- The Washington Times - Tuesday, December 13, 2011

Nearly a year ago in January, as chairman of the Democratic National Committee, Tim Kaine boasted that Obamacare would be “one of the great achievements of this president.” He then went on to claim this “reform will control costs and lower costs for middle-class families” and that it was “an important step toward getting our economy back on track.”

These all sound like fine political phrases, but the real question is: are they true?

Obamacare has been in place for a little more than 20 months, and the picture is finally becoming clear. What we now know is that Obamacare is destroying jobs and opportunity.

At the time it was being debated, Mr. Kaine said this government-run health care legislation is “good news for the health of our economy,” but since its passage we have seen 20 months of unemployment topping 8 percent.

The reasons can be found in Obamacare’s thousands of pages of legislation and regulations.

For example, Obamacare imposes a $2,000 per worker penalty on any company with 50 or more workers that, in the opinion of some government bureaucrat, isn’t providing “adequate” health insurance for its employees. This provision means companies either have to provide government-approved insurance or pay a steep fine.

It also discourages entrepreneurs from growing their small businesses into mid-sized ones because the Obamacare mandate kicks in when the 50th employee is hired. That’s right - a company with 49 employees faces no penalty, but must fork over $40,000 once the 50-employee threshold is reached. And the penalty goes up still further for every additional employee the company hires. Not surprisingly, seven out of 10 small-business owners reported in a recent survey that they have put new hiring on hold.

Small business has always been the engine that has driven America’s economy. Under Obamacare, however, that engine has now been stalled.

In my travels throughout Virginia, I have heard from so many people that Obamacare is adversely affecting small-business owners forced to deal with the new mandates and regulations as many struggle to stay in business. Whether it’s small-business leaders at the Emporia-Greensville Chamber of Commerce meeting or restaurant owners in Prince William and Fairfax counties, they all say the uncertainty and costs associated with Obamacare’s regulations and mandates are hampering or will impede their ability to hire and expand their businesses.

An example of Obamacare’s job-crushing provisions is the new tax on manufacturers of medical devices. Already burdened by America’s anti-competitive tax code, these companies are forced by Obamacare to pay the federal government an additional 2.3 percent tax on their sales to the federal government. Worse still, this tax must be paid even if a company has lost money for the year, as many start-ups do, or is engaged in vital but expensive research and development. At the time President Obama signed Obamacare into law, medical-device companies employed nearly half a million Americans - and now job cuts are being announced.

Other Virginia companies and workers face tough times under Obamacare, too.

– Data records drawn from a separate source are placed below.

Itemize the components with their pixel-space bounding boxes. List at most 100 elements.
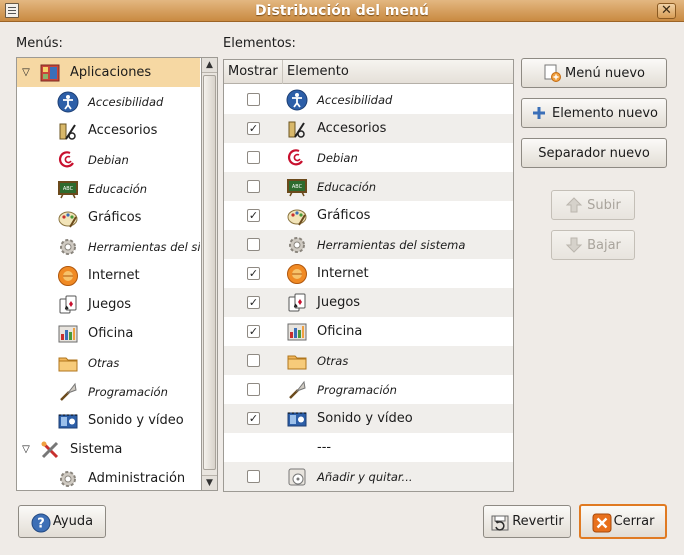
tree-item-label: Herramientas del sistema (88, 239, 200, 254)
debian-icon (57, 149, 79, 171)
table-row[interactable]: Otras (224, 346, 513, 375)
tree-item[interactable]: Sonido y vídeo (17, 406, 200, 435)
new-item-button[interactable]: Elemento nuevo (521, 98, 667, 128)
new-separator-button[interactable]: Separador nuevo (521, 138, 667, 168)
element-label: Programación (317, 382, 397, 397)
tree-item[interactable]: ▽ Aplicaciones (17, 58, 200, 87)
revert-button[interactable]: Revertir (483, 505, 571, 538)
close-icon (592, 513, 612, 532)
expander-arrow-icon[interactable]: ▽ (20, 444, 32, 456)
tree-item-label: Internet (88, 268, 140, 283)
tree-item[interactable]: Internet (17, 261, 200, 290)
system-tools-icon (57, 236, 79, 258)
table-row[interactable]: Programación (224, 375, 513, 404)
graphics-icon (286, 205, 308, 227)
plus-icon (530, 104, 548, 122)
table-row[interactable]: Herramientas del sistema (224, 230, 513, 259)
table-row[interactable]: ✓ Internet (224, 259, 513, 288)
table-row[interactable]: ✓ ♠ Juegos (224, 288, 513, 317)
svg-text:ABC: ABC (63, 186, 74, 192)
tree-item[interactable]: Accesorios (17, 116, 200, 145)
tree-item[interactable]: Debian (17, 145, 200, 174)
scrollbar-thumb[interactable] (203, 75, 216, 470)
scroll-up-arrow-icon[interactable]: ▲ (202, 58, 217, 73)
new-menu-icon (543, 64, 562, 82)
tree-item[interactable]: ABC Educación (17, 174, 200, 203)
show-checkbox[interactable] (247, 383, 260, 396)
column-header-element[interactable]: Elemento (283, 60, 513, 84)
show-checkbox[interactable] (247, 180, 260, 193)
debian-icon (286, 147, 308, 169)
table-row[interactable]: ✓ Oficina (224, 317, 513, 346)
tree-item[interactable]: Herramientas del sistema (17, 232, 200, 261)
graphics-icon (57, 207, 79, 229)
tree-item-label: Accesorios (88, 123, 158, 138)
close-button[interactable]: Cerrar (579, 504, 667, 539)
applications-icon (39, 62, 61, 84)
multimedia-icon (57, 410, 79, 432)
tree-item[interactable]: ♠ Juegos (17, 290, 200, 319)
tree-item[interactable]: Gráficos (17, 203, 200, 232)
element-label: Accesorios (317, 121, 387, 136)
elements-table[interactable]: Mostrar Elemento Accesibilidad ✓ Accesorio… (223, 59, 514, 492)
table-row[interactable]: ✓ Gráficos (224, 201, 513, 230)
administration-icon (57, 468, 79, 490)
window-close-button[interactable]: ✕ (657, 3, 676, 19)
show-checkbox[interactable]: ✓ (247, 209, 260, 222)
move-down-button[interactable]: Bajar (551, 230, 635, 260)
svg-text:ABC: ABC (292, 184, 303, 190)
table-row[interactable]: Debian (224, 143, 513, 172)
expander-arrow-icon[interactable]: ▽ (20, 67, 32, 79)
show-checkbox[interactable]: ✓ (247, 122, 260, 135)
svg-text:?: ? (37, 516, 45, 531)
tree-item[interactable]: Programación (17, 377, 200, 406)
elements-label: Elementos: (223, 36, 296, 51)
separator-row[interactable]: --- (224, 433, 513, 462)
tree-item[interactable]: Accesibilidad (17, 87, 200, 116)
table-row[interactable]: Añadir y quitar... (224, 462, 513, 491)
show-checkbox[interactable] (247, 470, 260, 483)
element-label: Juegos (317, 295, 361, 310)
new-menu-button[interactable]: Menú nuevo (521, 58, 667, 88)
internet-icon (286, 263, 308, 285)
accessibility-icon (286, 89, 308, 111)
office-icon (57, 323, 79, 345)
scroll-down-arrow-icon[interactable]: ▼ (202, 475, 217, 490)
tree-item-label: Accesibilidad (88, 94, 164, 109)
tree-item-label: Sonido y vídeo (88, 413, 184, 428)
column-header-show[interactable]: Mostrar (224, 60, 283, 84)
show-checkbox[interactable] (247, 354, 260, 367)
title-bar: Distribución del menú ✕ (0, 0, 684, 22)
show-checkbox[interactable]: ✓ (247, 412, 260, 425)
element-label: Herramientas del sistema (317, 237, 466, 252)
element-label: Otras (317, 353, 349, 368)
tree-item-label: Gráficos (88, 210, 142, 225)
element-label: Añadir y quitar... (317, 469, 413, 484)
tree-item[interactable]: ▽ Sistema (17, 435, 200, 464)
show-checkbox[interactable] (247, 238, 260, 251)
system-tools-icon (286, 234, 308, 256)
show-checkbox[interactable]: ✓ (247, 325, 260, 338)
window-menu-icon[interactable] (5, 3, 19, 18)
show-checkbox[interactable]: ✓ (247, 296, 260, 309)
tree-item[interactable]: Otras (17, 348, 200, 377)
element-label: Gráficos (317, 208, 371, 223)
table-row[interactable]: ✓ Sonido y vídeo (224, 404, 513, 433)
revert-icon (490, 513, 509, 531)
table-row[interactable]: ABC Educación (224, 172, 513, 201)
tree-item[interactable]: Oficina (17, 319, 200, 348)
table-row[interactable]: ✓ Accesorios (224, 114, 513, 143)
menus-tree[interactable]: ▽ Aplicaciones Accesibilidad Accesorios Debi… (16, 57, 217, 491)
multimedia-icon (286, 408, 308, 430)
tree-item[interactable]: Administración (17, 464, 200, 490)
tree-item-label: Aplicaciones (70, 65, 152, 80)
show-checkbox[interactable]: ✓ (247, 267, 260, 280)
move-up-button[interactable]: Subir (551, 190, 635, 220)
table-row[interactable]: Accesibilidad (224, 85, 513, 114)
tree-item-label: Administración (88, 471, 186, 486)
show-checkbox[interactable] (247, 151, 260, 164)
help-label: Ayuda (52, 514, 94, 529)
help-button[interactable]: ? Ayuda (18, 505, 106, 538)
show-checkbox[interactable] (247, 93, 260, 106)
menus-tree-scrollbar[interactable]: ▲ ▼ (201, 57, 218, 491)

For example, Norfolk Southern Railway announced in the first quarter of last year it would have to pay a $27 million charge for new health care costs. And Brinks, a Richmond-based security firm with worldwide reach, paid an additional $14 million in taxes because of Obamacare. Even though Mr. Kaine proclaimed this legislative “reform will control costs and lower costs for middle-class families,” it is now clear that the opposite is true. In fact, new data reveal that the cost of health insurance will increase nearly fourtimes as a result of Obamacare than would have been the case had it not passed.

The Office of the Actuary in the U.S. Centers for Medicare and Medicaid Services announced health insurance costs will rise by nearly 14 percent in 2014 instead of 3.5 percent, as would have been the case had Democrats not pushed through the legislation on a party-line vote.

Simply put, Obamacare is harming our job creators and destroying jobs through taxes and penalties.

We know that this is not the health care reform Americans want or deserve.

Instead of a government takeover, Americans want common-sense solutions that reduce costs, increase access to quality care, and put patients and doctors - not bureaucrats - in control.